Qu’as-tu appris auprès d’eux ?

De manière générale, cela n’existe pas un professeur de guimbarde. C’est la guimbarde qui est le professeur. Il y a bien des modes de transmission, mais cela se fait implicitement, on écoute et on reproduit.

En ce qui me concerne, je n’ai pas vraiment suivi d’enseignement auprès d’eux. Je suis à Paris depuis presque six ans, ma vie est ici aujourd’hui. Je n’ai pas le même esprit qu’eux, donc je ne peux pas faire la même musique. Dans ma vie et dans ma manière de jouer de la musique, j’ai choisi un autre chemin.

Le musicien qui désirerait s’inscrire dans une démarche identique arrivera peut-être à montrer une couleur de jeu, mais il ne fera jamais la vraie musique de là-bas. Avant de jouer en Chine, le musicien invoque la terre, le ciel, l’eau, le feu et l’harmonie avec les gens autour de lui. Ce musicien n’aura tout simplement pas les mêmes choses ici et sa musique s’en trouvera changée.

Qu’est-ce qui te pousse vers la France si cela t’éloigne de l’instrument ?

Je suis venu en France au début parce que je ne trouvais pas la respiration dont j’avais besoin en Chine. Je suis venu comme touriste, petit à petit je me suis installé, les choses se sont enchaînées. J’ai appris beaucoup de choses ici, et je suis resté.

Mais ce n’est pas à cause de la Chine que je suis là, c’est moi qui porte cette responsabilité.

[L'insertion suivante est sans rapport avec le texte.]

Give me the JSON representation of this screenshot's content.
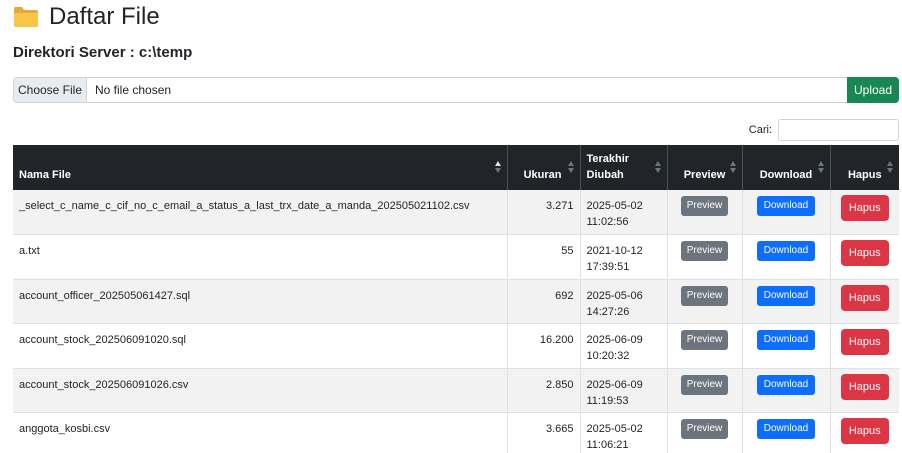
{
  "page": {
    "title": "Daftar File",
    "icon": "folder-icon"
  },
  "directory": {
    "label": "Direktori Server : c:\\temp"
  },
  "upload": {
    "choose_label": "Choose File",
    "status": "No file chosen",
    "button_label": "Upload"
  },
  "search": {
    "label": "Cari:",
    "value": ""
  },
  "colors": {
    "header_bg": "#212529",
    "upload": "#198754",
    "preview": "#6c757d",
    "download": "#0d6efd",
    "hapus": "#dc3545"
  },
  "table": {
    "headers": {
      "name": "Nama File",
      "size": "Ukuran",
      "modified": "Terakhir Diubah",
      "preview": "Preview",
      "download": "Download",
      "hapus": "Hapus"
    },
    "rows": [
      {
        "name": "_select_c_name_c_cif_no_c_email_a_status_a_last_trx_date_a_manda_202505021102.csv",
        "size": "3.271",
        "date": "2025-05-02",
        "time": "11:02:56",
        "preview": "Preview",
        "download": "Download",
        "hapus": "Hapus"
      },
      {
        "name": "a.txt",
        "size": "55",
        "date": "2021-10-12",
        "time": "17:39:51",
        "preview": "Preview",
        "download": "Download",
        "hapus": "Hapus"
      },
      {
        "name": "account_officer_202505061427.sql",
        "size": "692",
        "date": "2025-05-06",
        "time": "14:27:26",
        "preview": "Preview",
        "download": "Download",
        "hapus": "Hapus"
      },
      {
        "name": "account_stock_202506091020.sql",
        "size": "16.200",
        "date": "2025-06-09",
        "time": "10:20:32",
        "preview": "Preview",
        "download": "Download",
        "hapus": "Hapus"
      },
      {
        "name": "account_stock_202506091026.csv",
        "size": "2.850",
        "date": "2025-06-09",
        "time": "11:19:53",
        "preview": "Preview",
        "download": "Download",
        "hapus": "Hapus"
      },
      {
        "name": "anggota_kosbi.csv",
        "size": "3.665",
        "date": "2025-05-02",
        "time": "11:06:21",
        "preview": "Preview",
        "download": "Download",
        "hapus": "Hapus"
      }
    ]
  }
}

C’est moi qui ne suis pas assez patient, qui suis léger, qui n’ai pas assez de générosité, c’est moi qui n’arrive pas à comprendre la Chine... Maintenant, d’ici, je la connais un peu mieux.

Tu as résidé pendant une période assez longue dans une chapelle de l’agglomération parisienne …

J’ai d’abord habité dans un hôtel, avec les travailleurs au noir du quartier chinois du 13ème à Paris. C’était très cher et les conditions de vie étaient horribles. Et puis en cherchant, je suis arrivé là-bas. J’ai rencontré des séminaristes dans la banlieue parisienne, j’ai frappé à leur porte, je leur ai parlé de ma condition et moyennant un peu d’argent, ils ont accepté de m’héberger. Je ne parlais alors ni français, ni anglais et j’ai habité tout seul pendant plusieurs années cette immense chapelle.

Ce moment de retraite a t-il influencé ta musique?

Tout vient de là. J’ai connu plusieurs métamorphoses. Petit à petit, j’ai compris que le silence, les murs, la terre peuvent faire de la musique. Ca c’est la vraie musique. Quand j’ai compris cela et que j’ai essayé ensuite de jouer de la guimbarde, tout était changé. Derrière chaque son, on peut entendre le silence. C’est cette voie entrouverte qui fera peut-être à l’avenir mon style de guimbarde.


Connais-tu un joueur de guimbarde en France avec qui tu échanges?

Oui, à Paris il y a John Wright. C’est quelqu’un de très modeste. Pour moi, c’est comme un maître. On peut parler comme des amis sans qu’il cherche à prouver quoique ce soit, bien qu’il soit bien plus âgé que moi et qu’il ait beaucoup plus d’expérience. J’aime ce qu’il fait et je crois qu’il aime aussi ce que je joue, même si ce que nous faisons tous les deux est très différent.